The Toronto stock market racked up more losses Thursday despite better-than-expected figures on GDP and jobless claims from the U.S.
The S&P/TSX composite index took back 19.35 points to 14,164.75 after sustaining a three-digit loss at the close Wednesday.
The Canadian dollar was ahead by 0.28 of a cent to 90.50 cents US.
The Commerce Department says the U.S. economy grew at a 2.6 per cent annual rate from October to December, slightly more than previously estimated, as consumer spending rose at the fastest pace in three years. Analysts had been expecting a growth rate of 2.4 per cent.
The release coincided with figures from the U.S. Labor Department that found jobless claims fell 10,000 last week to a seasonally adjusted 311,000, the lowest since late November and a hopeful sign that hiring could pick up.
But Wall Street was not lifted following the positive economic news, as the Dow Jones industrials declined 24.89 points to 16,244.10, the Nasdaq shed 29.64 points to 4,143.94 and the S&P 500 index dipped added 6.25 points to 1,846.31.
“It just seems like a weak market here,” said Ian Nakamoto, director of research at firm 3MACS.
“We came down a fair bit yesterday, so you would think that if people were enthusiastic towards the market they would come back quickly... buy the dip. But that doesn’t seem to be at work here.”
He noted that January and February were strong months for the North American markets and, perhaps, investors are now taking a break from making any big moves.
“It seems like we’re in a bit of a pause or a correction,” said Nakamoto.
Some of the losses in New York were due to news about Citigroup, which announced after markets on Wednesday that the Fed has turned down its capital plan, saying it had failed its post-economic crisis “stress test.”
The rejection means that the bank will not be able to pay out bigger dividends to shareholders, or go ahead with a planned buy back more of its own stock.
Meanwhile, there was a slew of corporate news for investors to digest in Canada.
Lululemon Athletica Inc. says its profits held steady in the fourth quarter, the busiest season for retailers. The Vancouver-based yoga-wear maker beat revised analyst expectations by four cents with earnings of 75 cents per share.
The U.S.-listed company has had to deal with a several setbacks last year including the way it handled a problem with its black Luon pants, which some customers reported were see-through when they wore them.

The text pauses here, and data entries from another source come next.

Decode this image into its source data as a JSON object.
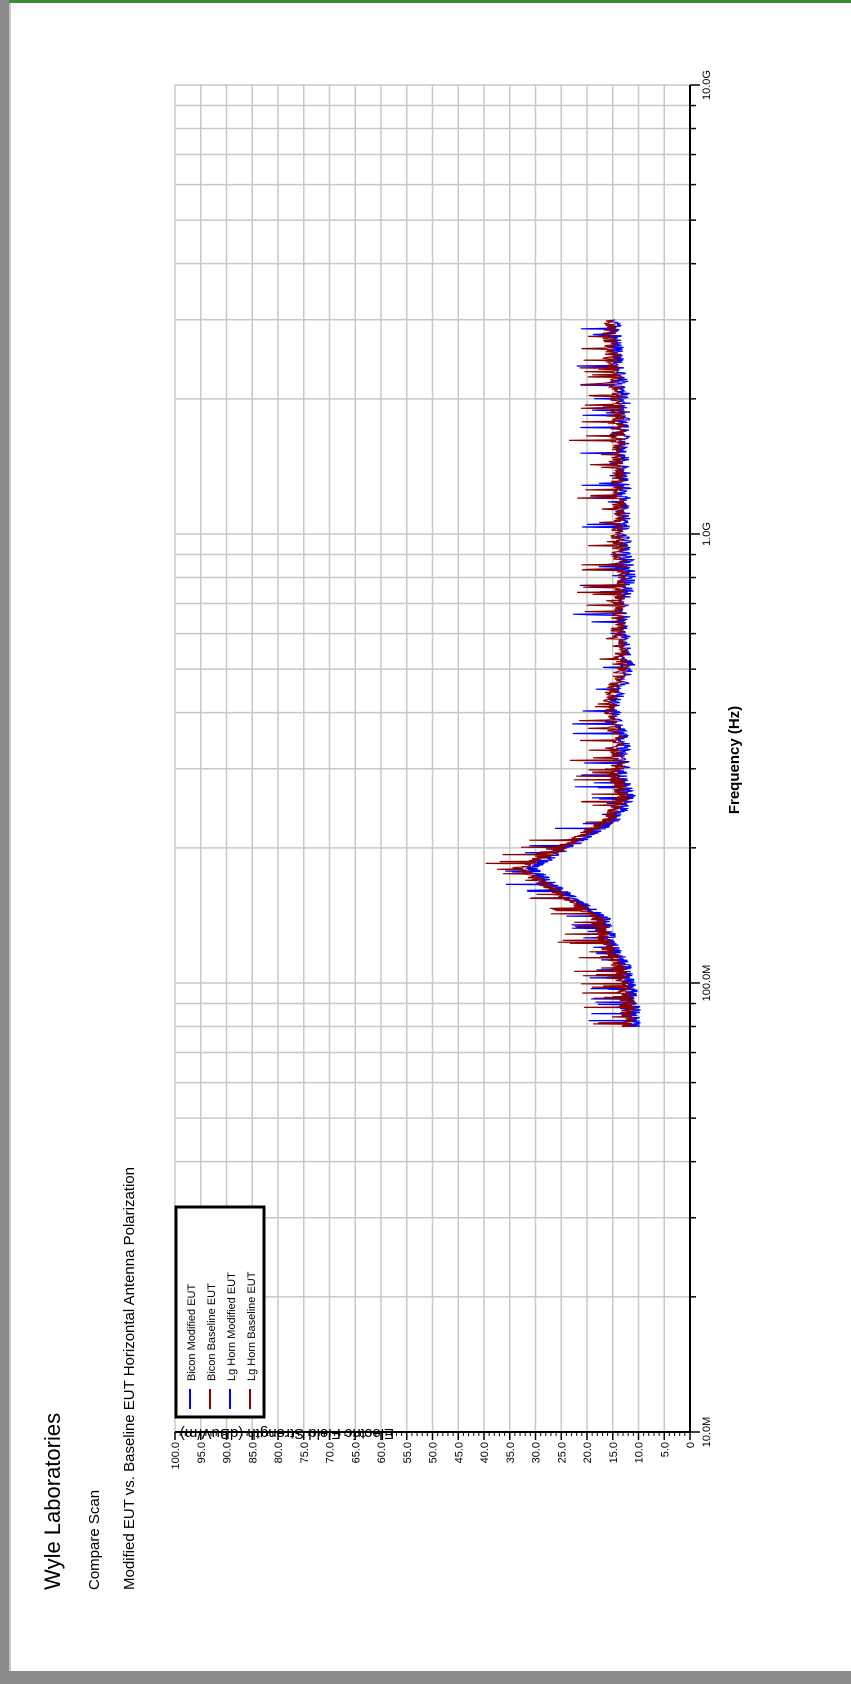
{
  "header": {
    "company": "Wyle Laboratories",
    "scan_type": "Compare Scan",
    "description": "Modified EUT vs. Baseline EUT Horizontal Antenna Polarization"
  },
  "chart_data": {
    "type": "line",
    "xlabel": "Frequency (Hz)",
    "ylabel": "Electric Field Strength (dBuV/m)",
    "x_scale": "log",
    "xlim": [
      10000000,
      10000000000
    ],
    "ylim": [
      0,
      100
    ],
    "x_tick_labels": [
      {
        "value": 10000000,
        "label": "10.0M"
      },
      {
        "value": 100000000,
        "label": "100.0M"
      },
      {
        "value": 1000000000,
        "label": "1.0G"
      },
      {
        "value": 10000000000,
        "label": "10.0G"
      }
    ],
    "y_ticks": [
      0,
      5,
      10,
      15,
      20,
      25,
      30,
      35,
      40,
      45,
      50,
      55,
      60,
      65,
      70,
      75,
      80,
      85,
      90,
      95,
      100
    ],
    "y_tick_labels": [
      "0",
      "5.0",
      "10.0",
      "15.0",
      "20.0",
      "25.0",
      "30.0",
      "35.0",
      "40.0",
      "45.0",
      "50.0",
      "55.0",
      "60.0",
      "65.0",
      "70.0",
      "75.0",
      "80.0",
      "85.0",
      "90.0",
      "95.0",
      "100.0"
    ],
    "grid": true,
    "legend_position": "top-left",
    "series": [
      {
        "name": "Bicon Modified EUT",
        "color": "#0000ff",
        "points": [
          [
            80000000,
            11
          ],
          [
            90000000,
            11
          ],
          [
            100000000,
            12
          ],
          [
            110000000,
            13
          ],
          [
            120000000,
            15
          ],
          [
            130000000,
            16
          ],
          [
            140000000,
            17
          ],
          [
            160000000,
            25
          ],
          [
            180000000,
            31
          ],
          [
            200000000,
            24
          ],
          [
            230000000,
            15
          ],
          [
            260000000,
            12
          ],
          [
            300000000,
            14
          ]
        ]
      },
      {
        "name": "Bicon Baseline EUT",
        "color": "#8b0000",
        "points": [
          [
            80000000,
            12
          ],
          [
            90000000,
            12
          ],
          [
            100000000,
            13
          ],
          [
            110000000,
            14
          ],
          [
            120000000,
            16
          ],
          [
            130000000,
            17
          ],
          [
            140000000,
            18
          ],
          [
            160000000,
            26
          ],
          [
            180000000,
            33
          ],
          [
            200000000,
            25
          ],
          [
            230000000,
            16
          ],
          [
            260000000,
            13
          ],
          [
            300000000,
            15
          ]
        ]
      },
      {
        "name": "Lg Horn Modified EUT",
        "color": "#0000ff",
        "points": [
          [
            300000000,
            13
          ],
          [
            350000000,
            13
          ],
          [
            400000000,
            15
          ],
          [
            450000000,
            14
          ],
          [
            500000000,
            12
          ],
          [
            600000000,
            13
          ],
          [
            700000000,
            13
          ],
          [
            800000000,
            12
          ],
          [
            1000000000,
            13
          ],
          [
            1500000000,
            13
          ],
          [
            2000000000,
            13
          ],
          [
            2500000000,
            14
          ],
          [
            3000000000,
            15
          ]
        ]
      },
      {
        "name": "Lg Horn Baseline EUT",
        "color": "#8b0000",
        "points": [
          [
            300000000,
            14
          ],
          [
            350000000,
            14
          ],
          [
            400000000,
            16
          ],
          [
            450000000,
            15
          ],
          [
            500000000,
            13
          ],
          [
            600000000,
            14
          ],
          [
            700000000,
            14
          ],
          [
            800000000,
            13
          ],
          [
            1000000000,
            14
          ],
          [
            1500000000,
            14
          ],
          [
            2000000000,
            14
          ],
          [
            2500000000,
            15
          ],
          [
            3000000000,
            16
          ]
        ]
      }
    ]
  }
}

Smartphone maker BlackBerry saw its shares slide more than three per cent, or 34 cents, to $9.81 by mid-day as it prepared to report its fourth-quarter and full-year earnings Friday. The struggling Waterloo, Ont., tech company has been revising its business for the past year to stay competitive against the likes of Apple and Samsung.
In commodities, June gold bullion contract took back $5.20 to $1,298.20 an ounce and the May copper contract gained two cents to $2.98 a pound. Oil added $1.32 to $101.64 a barrel on the New York Mercantile Exchange.